Giraud, Mélanie, Boye, Marie, Garçon, Véronique, Donval, Anne, de la Broise, Denis
Journal of experimental marine biology and ecology 2016 v.475 pp. 80-88
Bacillariophyceae, Haptophyta, Prochlorococcus, biogeochemistry, bottles, chlorophyll, coasts, energy conversion, phytoplankton, seawater, thermal energy, Caribbean, Martinique
The inflow of deep seawater in the surface layer by an Ocean Thermal Energy Conversion (OTEC) plant will generate artificial upwelling. In order to study the potential impact on biogeochemical processes that could result, in situ microcosms were designed to simulate seawater plant discharge and these were deployed off the Caribbean coast of Martinique.
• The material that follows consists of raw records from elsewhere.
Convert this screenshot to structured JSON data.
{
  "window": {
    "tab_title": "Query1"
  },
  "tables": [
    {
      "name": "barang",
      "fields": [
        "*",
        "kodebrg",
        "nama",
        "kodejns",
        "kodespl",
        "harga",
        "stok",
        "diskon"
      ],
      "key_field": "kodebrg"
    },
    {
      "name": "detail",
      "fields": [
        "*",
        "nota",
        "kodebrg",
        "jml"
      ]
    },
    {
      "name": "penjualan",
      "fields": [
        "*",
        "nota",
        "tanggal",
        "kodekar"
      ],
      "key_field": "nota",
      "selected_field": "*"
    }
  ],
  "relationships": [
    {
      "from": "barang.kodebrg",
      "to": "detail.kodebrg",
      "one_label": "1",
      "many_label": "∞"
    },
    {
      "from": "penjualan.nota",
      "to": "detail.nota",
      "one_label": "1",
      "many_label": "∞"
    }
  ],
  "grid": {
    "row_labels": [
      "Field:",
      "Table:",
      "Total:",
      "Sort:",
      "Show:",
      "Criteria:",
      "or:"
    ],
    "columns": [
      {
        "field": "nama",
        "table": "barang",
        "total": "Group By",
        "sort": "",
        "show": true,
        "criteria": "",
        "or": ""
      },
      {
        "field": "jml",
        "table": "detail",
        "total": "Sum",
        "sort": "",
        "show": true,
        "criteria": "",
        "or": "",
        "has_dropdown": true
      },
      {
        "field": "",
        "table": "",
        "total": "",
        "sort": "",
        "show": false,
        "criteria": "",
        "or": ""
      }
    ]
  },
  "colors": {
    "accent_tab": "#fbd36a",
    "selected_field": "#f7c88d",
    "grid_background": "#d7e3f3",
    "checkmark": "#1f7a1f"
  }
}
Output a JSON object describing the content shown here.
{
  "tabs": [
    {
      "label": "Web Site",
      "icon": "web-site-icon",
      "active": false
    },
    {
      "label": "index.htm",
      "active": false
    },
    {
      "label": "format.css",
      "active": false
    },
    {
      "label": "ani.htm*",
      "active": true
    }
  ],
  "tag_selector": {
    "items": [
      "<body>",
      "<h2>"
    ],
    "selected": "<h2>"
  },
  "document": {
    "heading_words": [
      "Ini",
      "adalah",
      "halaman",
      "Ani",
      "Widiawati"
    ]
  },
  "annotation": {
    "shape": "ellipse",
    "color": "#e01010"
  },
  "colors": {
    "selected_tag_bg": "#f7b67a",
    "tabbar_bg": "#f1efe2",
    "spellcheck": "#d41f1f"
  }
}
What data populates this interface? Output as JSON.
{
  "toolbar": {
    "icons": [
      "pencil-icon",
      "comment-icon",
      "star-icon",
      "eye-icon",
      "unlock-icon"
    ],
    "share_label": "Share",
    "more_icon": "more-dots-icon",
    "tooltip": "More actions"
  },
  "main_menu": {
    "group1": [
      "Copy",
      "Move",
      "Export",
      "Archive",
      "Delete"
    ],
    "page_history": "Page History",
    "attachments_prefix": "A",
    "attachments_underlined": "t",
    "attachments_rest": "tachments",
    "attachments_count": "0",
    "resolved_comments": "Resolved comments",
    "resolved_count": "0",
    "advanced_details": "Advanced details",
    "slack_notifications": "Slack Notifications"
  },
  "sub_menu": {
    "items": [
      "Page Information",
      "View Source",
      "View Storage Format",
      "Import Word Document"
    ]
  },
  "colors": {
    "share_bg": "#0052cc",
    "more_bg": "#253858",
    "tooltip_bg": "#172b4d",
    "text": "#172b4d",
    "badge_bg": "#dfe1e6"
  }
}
Seawater was collected in ultra-clean conditions at maximum chlorophyll a concentrations (45m depth). The water was then mixed with either 2% or 10% deep seawater (1100m depth) and put in 2.3L polycarbonate bottles. These microcosms were immersed for 6days at 45m depth on a 220m mooring. Samples from the surrounding environment and from the microcosms were analyzed by pigment quantification, counting of picophytoplankton groups and macronutrient analyses. Similar trends in the evolutions of the phytoplankton populations were observed over time between the control microcosms (without addition of deep seawater) and the surrounding environment, suggesting that these microcosms can be used as a realistic representation of the natural surrounding waters over a 6-day incubation period. Microcosm enrichment with 10% deep seawater induced a shift in the phytoplankton assemblage towards the development of diatoms, haptophytes, and Prochlorococcus, whereas 2% enrichment only led to an increase in the Prochlorococcus population.